Rich people can teach their kids to manage wealth and how to choose managers if they don’t have a natural turn for it. That is maintenance, not creation, not originality. In fields where performance has to be validated by public and unforgiving parameters, inheritance cuts no ice. India is a kinship society and this particular fiasco is a familiar one. Cricketers and film stars get a disproportionate slice of the financial pie for they are perceived as genuine and authentic successes, not the consequence of lucky genetic combination. Strangely enough in the classical performing arts, where success and fame are not entirely at the mercy of public perception, the kinship and succession principles endure. {Visual arts, they try – and fail!} The perpetual embarrassment that was Anushka Shankar is the prime example, but too many dancers and singers and musicians are skating along on inheritance principles. This spills into spiritual circles too, but since most gurus were renunciate, it never got out of hand. But the tension between the gurus’ family and the disciples. who are almost inevitably more spiritually deserving. never really goes away.

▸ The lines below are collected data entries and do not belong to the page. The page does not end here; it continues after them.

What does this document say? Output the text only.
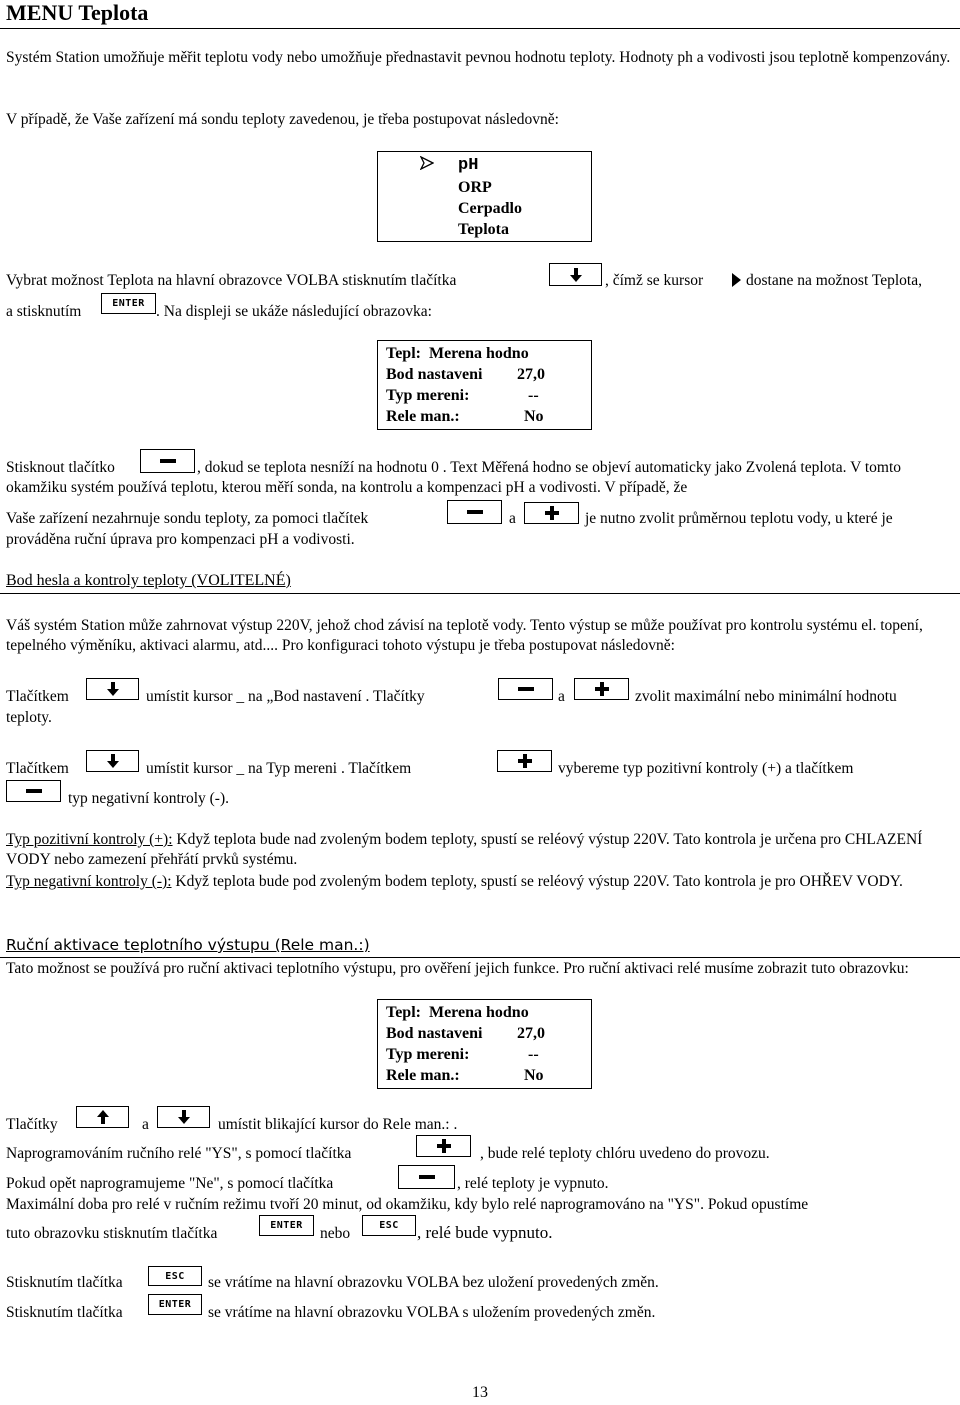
MENU Teplota

Systém Station umožňuje měřit teplotu vody nebo umožňuje přednastavit pevnou hodnotu teploty. Hodnoty ph a vodivosti jsou teplotně kompenzovány.

V případě, že Vaše zařízení má sondu teploty zavedenou, je třeba postupovat následovně:

pH
ORP
Cerpadlo
Teplota
Vybrat možnost Teplota na hlavní obrazovce VOLBA stisknutím tlačítka	, čímž se kursor	dostane na možnost Teplota,
a stisknutím	ENTER . Na displeji se ukáže následující obrazovka:
Tepl:  Merena hodno
Bod nastaveni	27,0
Typ mereni:	--
Rele man.:	No
Stisknout tlačítko	, dokud se teplota nesníží na hodnotu 0 . Text Měřená hodno se objeví automaticky jako Zvolená teplota. V tomto okamžiku systém používá teplotu, kterou měří sonda, na kontrolu a kompenzaci pH a vodivosti. V případě, že

Vaše zařízení nezahrnuje sondu teploty, za pomoci tlačítek	a	je nutno zvolit průměrnou teplotu vody, u které je
prováděna ruční úprava pro kompenzaci pH a vodivosti.
Bod hesla a kontroly teploty (VOLITELNÉ)

Váš systém Station může zahrnovat výstup 220V, jehož chod závisí na teplotě vody. Tento výstup se může používat pro kontrolu systému el. topení, tepelného výměníku, aktivaci alarmu, atd.... Pro konfiguraci tohoto výstupu je třeba postupovat následovně:

Tlačítkem	umístit kursor _ na „Bod nastavení . Tlačítky	a	zvolit maximální nebo minimální hodnotu
teploty.
Tlačítkem	umístit kursor _ na Typ mereni . Tlačítkem	vybereme typ pozitivní kontroly (+) a tlačítkem
typ negativní kontroly (-).

Typ pozitivní kontroly (+): Když teplota bude nad zvoleným bodem teploty, spustí se reléový výstup 220V. Tato kontrola je určena pro CHLAZENÍ VODY nebo zamezení přehřátí prvků systému.

Typ negativní kontroly (-): Když teplota bude pod zvoleným bodem teploty, spustí se reléový výstup 220V. Tato kontrola je pro OHŘEV VODY.

Ruční aktivace teplotního výstupu (Rele man.:)

Tato možnost se používá pro ruční aktivaci teplotního výstupu, pro ověření jejich funkce. Pro ruční aktivaci relé musíme zobrazit tuto obrazovku:

Tepl:  Merena hodno
Bod nastaveni	27,0
Typ mereni:	--
Rele man.:	No
Tlačítky	a	umístit blikající kursor do Rele man.: .
Naprogramováním ručního relé "YS", s pomocí tlačítka	, bude relé teploty chlóru uvedeno do provozu.
Pokud opět naprogramujeme "Ne", s pomocí tlačítka	, relé teploty je vypnuto.

Maximální doba pro relé v ručním režimu tvoří 20 minut, od okamžiku, kdy bylo relé naprogramováno na "YS". Pokud opustíme

tuto obrazovku stisknutím tlačítka	ENTER nebo	ESC , relé bude vypnuto.
Stisknutím tlačítka	ESC se vrátíme na hlavní obrazovku VOLBA bez uložení provedených změn.
Stisknutím tlačítka	ENTER se vrátíme na hlavní obrazovku VOLBA s uložením provedených změn.
13
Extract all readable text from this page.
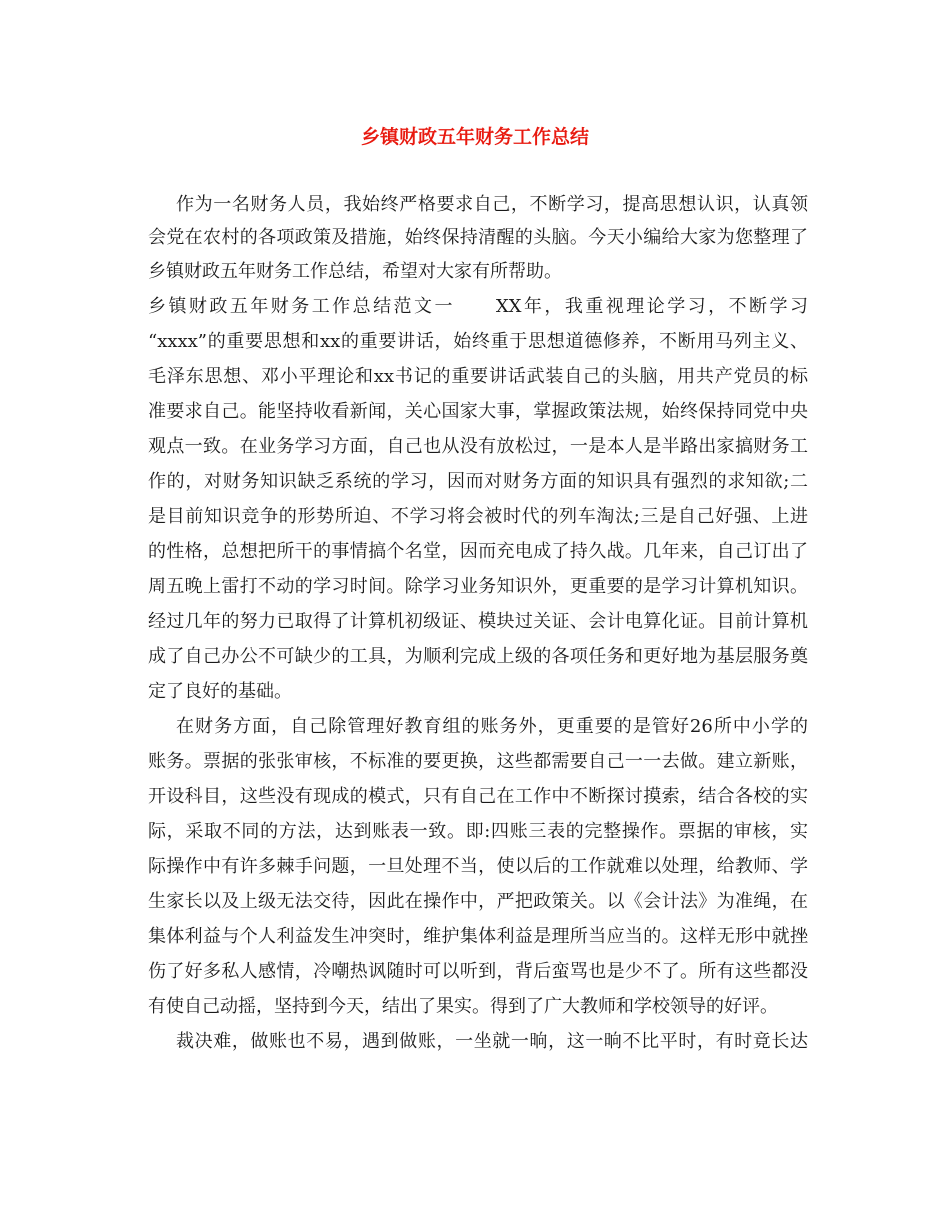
乡镇财政五年财务工作总结
作为一名财务人员，我始终严格要求自己，不断学习，提高思想认识，认真领
会党在农村的各项政策及措施，始终保持清醒的头脑。今天小编给大家为您整理了
乡镇财政五年财务工作总结，希望对大家有所帮助。
乡镇财政五年财务工作总结范文一　　XX年，我重视理论学习，不断学习
“xxxx”的重要思想和xx的重要讲话，始终重于思想道德修养，不断用马列主义、
毛泽东思想、邓小平理论和xx书记的重要讲话武装自己的头脑，用共产党员的标
准要求自己。能坚持收看新闻，关心国家大事，掌握政策法规，始终保持同党中央
观点一致。在业务学习方面，自己也从没有放松过，一是本人是半路出家搞财务工
作的，对财务知识缺乏系统的学习，因而对财务方面的知识具有强烈的求知欲;二
是目前知识竞争的形势所迫、不学习将会被时代的列车淘汰;三是自己好强、上进
的性格，总想把所干的事情搞个名堂，因而充电成了持久战。几年来，自己订出了
周五晚上雷打不动的学习时间。除学习业务知识外，更重要的是学习计算机知识。
经过几年的努力已取得了计算机初级证、模块过关证、会计电算化证。目前计算机
成了自己办公不可缺少的工具，为顺利完成上级的各项任务和更好地为基层服务奠
定了良好的基础。
在财务方面，自己除管理好教育组的账务外，更重要的是管好26所中小学的
账务。票据的张张审核，不标准的要更换，这些都需要自己一一去做。建立新账，
开设科目，这些没有现成的模式，只有自己在工作中不断探讨摸索，结合各校的实
际，采取不同的方法，达到账表一致。即:四账三表的完整操作。票据的审核，实
际操作中有许多棘手问题，一旦处理不当，使以后的工作就难以处理，给教师、学
生家长以及上级无法交待，因此在操作中，严把政策关。以《会计法》为准绳，在
集体利益与个人利益发生冲突时，维护集体利益是理所当应当的。这样无形中就挫
伤了好多私人感情，冷嘲热讽随时可以听到，背后蛮骂也是少不了。所有这些都没
有使自己动摇，坚持到今天，结出了果实。得到了广大教师和学校领导的好评。
裁决难，做账也不易，遇到做账，一坐就一晌，这一晌不比平时，有时竟长达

Will Smith looked invulnerable, but in the end he too is victim to the forlorn stupidity that seems wired into human genetics – the pleasing delusion that we can spare our kids from effort and the authentic, independent discovery of their true selves.

Rohit Arya is a writer, a corporate trainer, a mythologist and a vibrant speaker. He has been an arts and cultural critic and social commentator for two decades. Rohit is the author of 4 books and been published in 5 European languages. He is an Author, Yogi, Polymath. Rohit is also a Lineage Master in the Eight Spiritual Breaths system of Yoga

One thought on “You cannot gift the world to your children, but parents keep trying

  1. Yes! This wanting something for nothing is pretty universal in our world at present, and the economic crisis purely illustrates it. The minority still work and cherish what they work at, and may the pendulum swing back towards this way, soon. Cycles – all cyclic patterns.